I shoved the door open to my office and swept in like a tornado of handsome.
Hey hey, guy. What's shakin?
I called out to the security guard who was standing there like a cut-rate surgeon with his face mask and cheap-looking rubber gloves.
I contemplated asking him to come back to my house and give the toilet a clean because the Good Lady had been eating her famous bean stew again.
Then again, perhaps not. he didn't look as if he had ready access to blasting gear.
GardyLoo stepped forward till he was sort of near me but still miles away. He raised a hand up and moved it about elaborately as if I were a small jet approaching his runway.
You don't have a mask?!
His muffled voice eked out of his mask like a fart through a duvet.
A mask? What am I? Zorro, the master of the blade?
I skipped about and poked an imaginary sword at equally imaginary enemies.
Zorro? What's that??! No, anyway. Never mind. You don't have a mask... on your face?!
From what little I could see of GardyLoo's face which was mainly the top bit, he looked very concerned. Or perhaps he was doing a poo? Masks do make it hard to tell.
On my face though? What did he mean by that? Did he think I had one on my penis? How would that help anything?
You are correct, sir. I do not have a mask on my face!
I leapt to the side as if one of the imaginary bandoleros in my Zorro world had tried to shoot me with a gun.
You can't come in without a mask?
GardyLoo seemed to be struggling in this world of men who did not wear masks.
I wondered if he wore one in the evening whilst canoodling with his wife? Or his dog. He did look like a dog man. A labrador perhaps? They were known to be quite the affectionate creatures.
I don't have a mask. Therefore, I cannot wear a mask.
I said with a flourish, sheathing my imaginary sword and clicking my heels together.
But but... You need a mask?
He stuttered confusedly.
I took a reassuring step toward him causing him to jerk spasmodically and stagger backwards to maintain a solid two metres between us.

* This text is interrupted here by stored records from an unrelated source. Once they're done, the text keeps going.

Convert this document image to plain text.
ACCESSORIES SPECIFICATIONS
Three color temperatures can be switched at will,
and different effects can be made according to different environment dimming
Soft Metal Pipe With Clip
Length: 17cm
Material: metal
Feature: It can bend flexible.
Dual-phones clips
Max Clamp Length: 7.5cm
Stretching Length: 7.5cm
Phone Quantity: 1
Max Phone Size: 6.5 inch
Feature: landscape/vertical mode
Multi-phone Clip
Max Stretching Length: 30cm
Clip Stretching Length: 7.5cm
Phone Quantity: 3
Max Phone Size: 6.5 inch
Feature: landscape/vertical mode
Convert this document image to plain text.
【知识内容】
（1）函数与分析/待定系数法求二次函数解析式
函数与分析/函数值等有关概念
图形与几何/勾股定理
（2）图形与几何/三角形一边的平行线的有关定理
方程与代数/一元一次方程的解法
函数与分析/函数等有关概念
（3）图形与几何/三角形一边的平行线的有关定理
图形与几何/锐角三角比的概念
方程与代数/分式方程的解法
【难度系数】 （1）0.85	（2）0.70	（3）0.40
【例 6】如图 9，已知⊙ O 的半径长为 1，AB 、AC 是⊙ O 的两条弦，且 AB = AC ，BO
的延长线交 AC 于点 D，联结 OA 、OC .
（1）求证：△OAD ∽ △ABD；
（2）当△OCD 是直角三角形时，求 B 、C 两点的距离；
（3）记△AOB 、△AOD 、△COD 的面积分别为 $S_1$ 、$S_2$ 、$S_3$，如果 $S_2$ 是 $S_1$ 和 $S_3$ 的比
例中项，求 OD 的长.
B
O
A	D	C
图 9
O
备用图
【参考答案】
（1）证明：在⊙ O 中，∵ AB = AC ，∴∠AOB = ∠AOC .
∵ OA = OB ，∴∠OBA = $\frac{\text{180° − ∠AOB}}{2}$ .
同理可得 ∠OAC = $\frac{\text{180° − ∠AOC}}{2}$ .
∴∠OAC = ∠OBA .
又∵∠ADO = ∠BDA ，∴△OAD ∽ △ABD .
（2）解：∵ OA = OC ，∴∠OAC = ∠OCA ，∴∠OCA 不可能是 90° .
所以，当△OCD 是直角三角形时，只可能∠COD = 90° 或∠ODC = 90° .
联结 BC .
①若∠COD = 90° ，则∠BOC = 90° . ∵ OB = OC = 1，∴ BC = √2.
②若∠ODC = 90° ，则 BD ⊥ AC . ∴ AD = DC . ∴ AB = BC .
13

I don't need a mask. I need a new laptop and I am going up to the IT department to get one. Ok?
I stated with all the confidence of a man who has two tubes of squeezy hand sanitiser secreted on his body ready to whip out and start rubbing at the drop of a hat.
I will have to tell my boss?
Said GardyLoo hesitantly.
He seemed to have the most dreadful habit of saying everything as if it were a question.
My boss knows and he is bigger than your boss.
I breezed onward past GardyLoo and his questioning maskhood and into the office to get myself a new laptop.
Despite my initial trepidation at venturing out into the world, it was turning out to be quite fun.